Maximal UHF subalgebras of certain C*-algebras

TL;DR

This paper introduces the concept of maximal UHF subalgebras within certain C*-algebras, establishing their existence, uniqueness, and applications to realizing rational subgroups of dimension groups.

Contribution

It defines maximal UHF subalgebras in C*-algebras, proves their existence and uniqueness under specific conditions, and applies this to realize rational subgroups of dimension groups.

Findings

Maximal UHF subalgebras exist and are unique in certain C*-algebras with unperforated K_0-groups.

Not all unital C*-algebras have maximal UHF subalgebras, such as the universal free product M_2 * M_3.

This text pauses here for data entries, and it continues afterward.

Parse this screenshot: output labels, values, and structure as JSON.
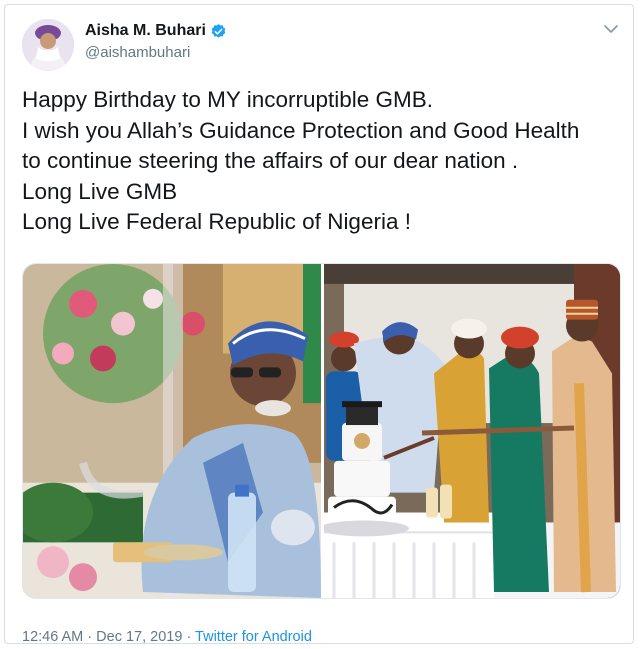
{
  "user": {
    "display_name": "Aisha M. Buhari",
    "handle": "@aishambuhari",
    "avatar_icon": "profile-avatar",
    "verified_icon": "verified-badge-icon",
    "verified_color": "#1da1f2"
  },
  "tweet": {
    "lines": [
      "Happy Birthday to MY incorruptible GMB.",
      "I wish you Allah’s Guidance Protection and Good Health",
      "to continue steering the affairs of our dear nation .",
      "Long Live GMB",
      "Long Live Federal Republic of Nigeria !"
    ]
  },
  "footer": {
    "time": "12:46 AM",
    "separator": " · ",
    "date": "Dec 17, 2019",
    "separator2": " · ",
    "source": "Twitter for Android"
  },
  "colors": {
    "link": "#1b95e0",
    "secondary_text": "#657786",
    "border": "#d8dde2"
  }
}
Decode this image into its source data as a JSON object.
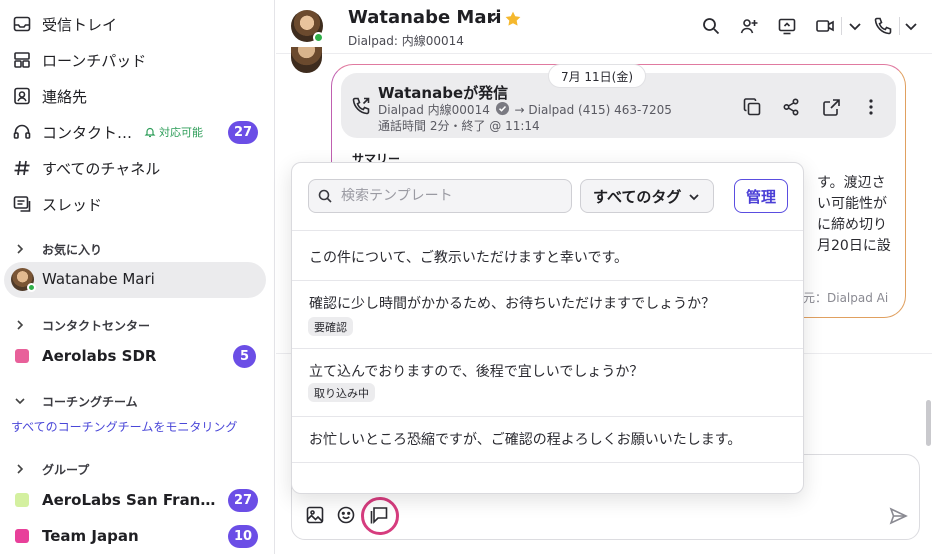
{
  "sidebar": {
    "nav": [
      {
        "label": "受信トレイ",
        "icon": "inbox-icon"
      },
      {
        "label": "ローンチパッド",
        "icon": "launchpad-icon"
      },
      {
        "label": "連絡先",
        "icon": "contacts-icon"
      },
      {
        "label": "コンタクト…",
        "icon": "headset-icon",
        "status": "対応可能",
        "badge": "27"
      },
      {
        "label": "すべてのチャネル",
        "icon": "hash-icon"
      },
      {
        "label": "スレッド",
        "icon": "threads-icon"
      }
    ],
    "favorites": {
      "title": "お気に入り",
      "items": [
        {
          "label": "Watanabe Mari"
        }
      ]
    },
    "contact_center": {
      "title": "コンタクトセンター",
      "items": [
        {
          "label": "Aerolabs SDR",
          "badge": "5",
          "color": "#e8609a"
        }
      ]
    },
    "coaching": {
      "title": "コーチングチーム",
      "link": "すべてのコーチングチームをモニタリング"
    },
    "groups": {
      "title": "グループ",
      "items": [
        {
          "label": "AeroLabs San Francis...",
          "badge": "27",
          "color": "#d4f0a0"
        },
        {
          "label": "Team Japan",
          "badge": "10",
          "color": "#e8409a"
        }
      ]
    }
  },
  "header": {
    "name": "Watanabe Mari",
    "subtitle": "Dialpad: 内線00014",
    "actions": [
      "search-icon",
      "add-person-icon",
      "share-screen-icon",
      "video-icon",
      "phone-icon"
    ]
  },
  "call": {
    "date": "7月 11日(金)",
    "title": "Watanabeが発信",
    "from": "Dialpad 内線00014",
    "to": "Dialpad (415) 463-7205",
    "meta": "通話時間 2分・終了 @ 11:14",
    "summary_label": "サマリー",
    "summary_fragments": [
      "す。渡辺さ",
      "い可能性が",
      "に締め切り",
      "月20日に設"
    ],
    "source": "元：Dialpad Ai"
  },
  "template_popup": {
    "search_placeholder": "検索テンプレート",
    "tag_filter": "すべてのタグ",
    "manage_label": "管理",
    "templates": [
      {
        "text": "この件について、ご教示いただけますと幸いです。",
        "tag": ""
      },
      {
        "text": "確認に少し時間がかかるため、お待ちいただけますでしょうか？",
        "tag": "要確認"
      },
      {
        "text": "立て込んでおりますので、後程で宜しいでしょうか？",
        "tag": "取り込み中"
      },
      {
        "text": "お忙しいところ恐縮ですが、ご確認の程よろしくお願いいたします。",
        "tag": ""
      }
    ]
  },
  "colors": {
    "accent": "#6b4ee6",
    "online": "#2fb04a",
    "highlight_ring": "#d63c7e",
    "star": "#f5b82e"
  }
}
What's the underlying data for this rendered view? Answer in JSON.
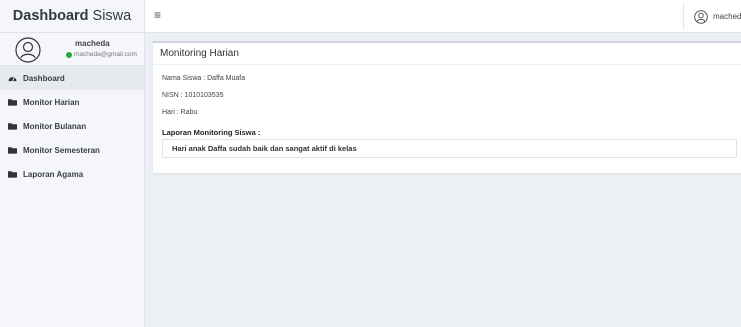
{
  "brand": {
    "bold": "Dashboard",
    "light": "Siswa"
  },
  "user": {
    "name": "macheda",
    "email": "macheda@gmail.com",
    "status_color": "#28a745"
  },
  "nav": [
    {
      "label": "Dashboard",
      "icon": "tachometer-icon"
    },
    {
      "label": "Monitor Harian",
      "icon": "folder-icon"
    },
    {
      "label": "Monitor Bulanan",
      "icon": "folder-icon"
    },
    {
      "label": "Monitor Semesteran",
      "icon": "folder-icon"
    },
    {
      "label": "Laporan Agama",
      "icon": "folder-icon"
    }
  ],
  "topbar": {
    "menu_icon": "hamburger-icon",
    "user_label": "macheda",
    "user_icon": "user-circle-icon"
  },
  "card": {
    "title": "Monitoring Harian",
    "student_name": "Nama Siswa : Daffa Muafa",
    "nisn": "NISN : 1010103535",
    "day": "Hari : Rabu",
    "section_label": "Laporan Monitoring Siswa :",
    "report_text": "Hari anak Daffa sudah baik dan sangat aktif di kelas"
  }
}
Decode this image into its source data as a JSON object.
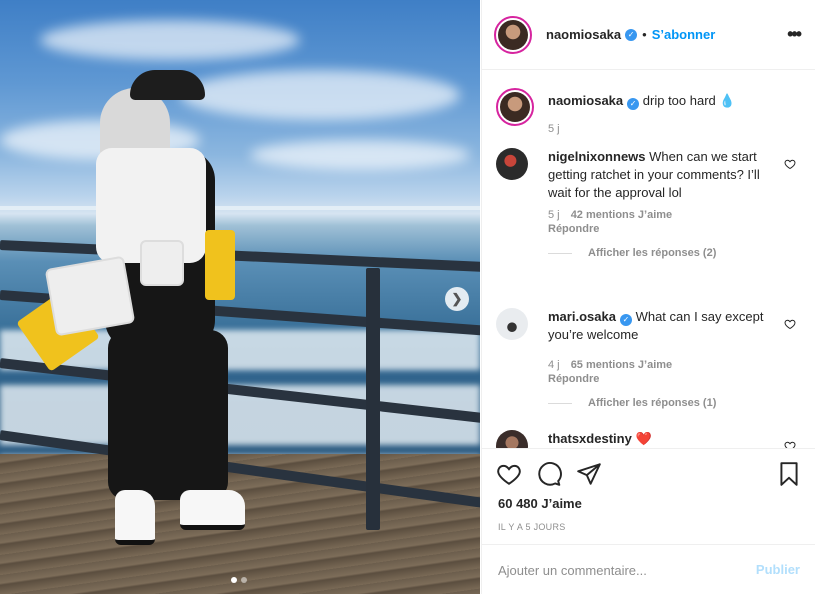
{
  "post": {
    "slide_count": 2,
    "active_slide": 1
  },
  "header": {
    "username": "naomiosaka",
    "separator": "•",
    "follow_label": "S’abonner"
  },
  "caption": {
    "username": "naomiosaka",
    "text": "drip too hard",
    "emoji": "💧",
    "time": "5 j"
  },
  "comments": [
    {
      "username": "nigelnixonnews",
      "text": "When can we start getting ratchet in your comments? I’ll wait for the approval lol",
      "time": "5 j",
      "likes": "42 mentions J’aime",
      "reply": "Répondre",
      "view_replies": "Afficher les réponses (2)"
    },
    {
      "username": "mari.osaka",
      "text": "What can I say except you’re welcome",
      "time": "4 j",
      "likes": "65 mentions J’aime",
      "reply": "Répondre",
      "view_replies": "Afficher les réponses (1)"
    },
    {
      "username": "thatsxdestiny",
      "text": "❤️"
    }
  ],
  "actions": {
    "likes": "60 480 J’aime",
    "posted_ago": "IL Y A 5 JOURS"
  },
  "add_comment": {
    "placeholder": "Ajouter un commentaire...",
    "publish_label": "Publier"
  },
  "colors": {
    "link_blue": "#0095f6",
    "publish_disabled": "#b2dffc",
    "verified": "#3897f0"
  }
}
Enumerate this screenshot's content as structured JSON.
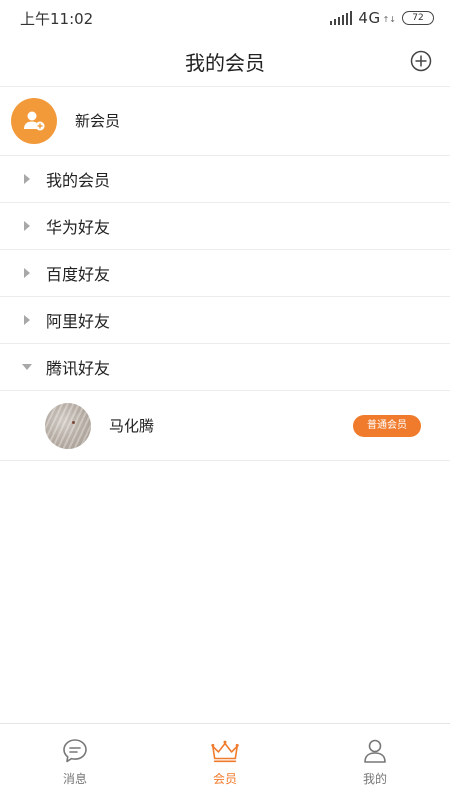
{
  "status_bar": {
    "time": "上午11:02",
    "network": "4G",
    "network_sub": "↑↓",
    "battery": "72"
  },
  "header": {
    "title": "我的会员"
  },
  "new_member": {
    "label": "新会员"
  },
  "groups": [
    {
      "label": "我的会员",
      "expanded": false
    },
    {
      "label": "华为好友",
      "expanded": false
    },
    {
      "label": "百度好友",
      "expanded": false
    },
    {
      "label": "阿里好友",
      "expanded": false
    },
    {
      "label": "腾讯好友",
      "expanded": true
    }
  ],
  "members": [
    {
      "name": "马化腾",
      "badge": "普通会员"
    }
  ],
  "bottom_nav": {
    "items": [
      {
        "label": "消息",
        "icon": "chat-icon",
        "active": false
      },
      {
        "label": "会员",
        "icon": "crown-icon",
        "active": true
      },
      {
        "label": "我的",
        "icon": "person-icon",
        "active": false
      }
    ]
  },
  "colors": {
    "accent": "#f07b2c",
    "avatar_orange": "#f29a3a",
    "inactive_icon": "#777777"
  }
}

Application to realizing rational subgroups of dimension groups via C*-algebras with maximal UHF subalgebras.

Abstract

A well-known result in dynamical systems asserts that any Cantor minimal system $(X,T)$ has a maximal rational equicontinuous factor $(Y,S)$ which is in fact an odometer, and realizes the rational subgroup of the $K_0$-group of $(X,T)$, that is, $\mathbb{Q}(K_0(X,T), 1) \cong K^0(Y,S)$. We introduce the notion of a maximal UHF subalgebra and use it to obtain the C*-algebraic alonog of this result. We say a UHF subalgebra $B$ of a unital C*-algebra $A$ is a maximal UHF subalgebra if it contains the unit of $A$ any other such C*-subalgebra embeds unitaly into $B$. We prove that if $K_0(A)$ is unperforated and has a certain $K_0$-lifting property, then $B$ exists and is unique up to isomorphism, in particular, all simple separable unital C*-algebras with tracial rank zero and all unital Kirchberg algebras whose $K_0$-groups are unperforated, have a maximal UHF subalgebra. Not every unital C*-algebra has a maximal UHF subalgebra, for instance, the unital universal free product $\mathrm{M}_2 \ast_{r} \mathrm{M}_3$. As an application, we give a C*-algebraic realization of the rational subgroup $\mathbb{Q}(G,u)$ of any dimension group $G$ with order unit $u$, that is, there is a simple unital AF algebra (and a unital Kirchberg algebra) $A$ with a maximal UHF subalgebra $B$ such that $(G,u)\cong (K_0(A), [1]_0)$ and and $\mathbb{Q}(G,u)\cong K_0(B)$.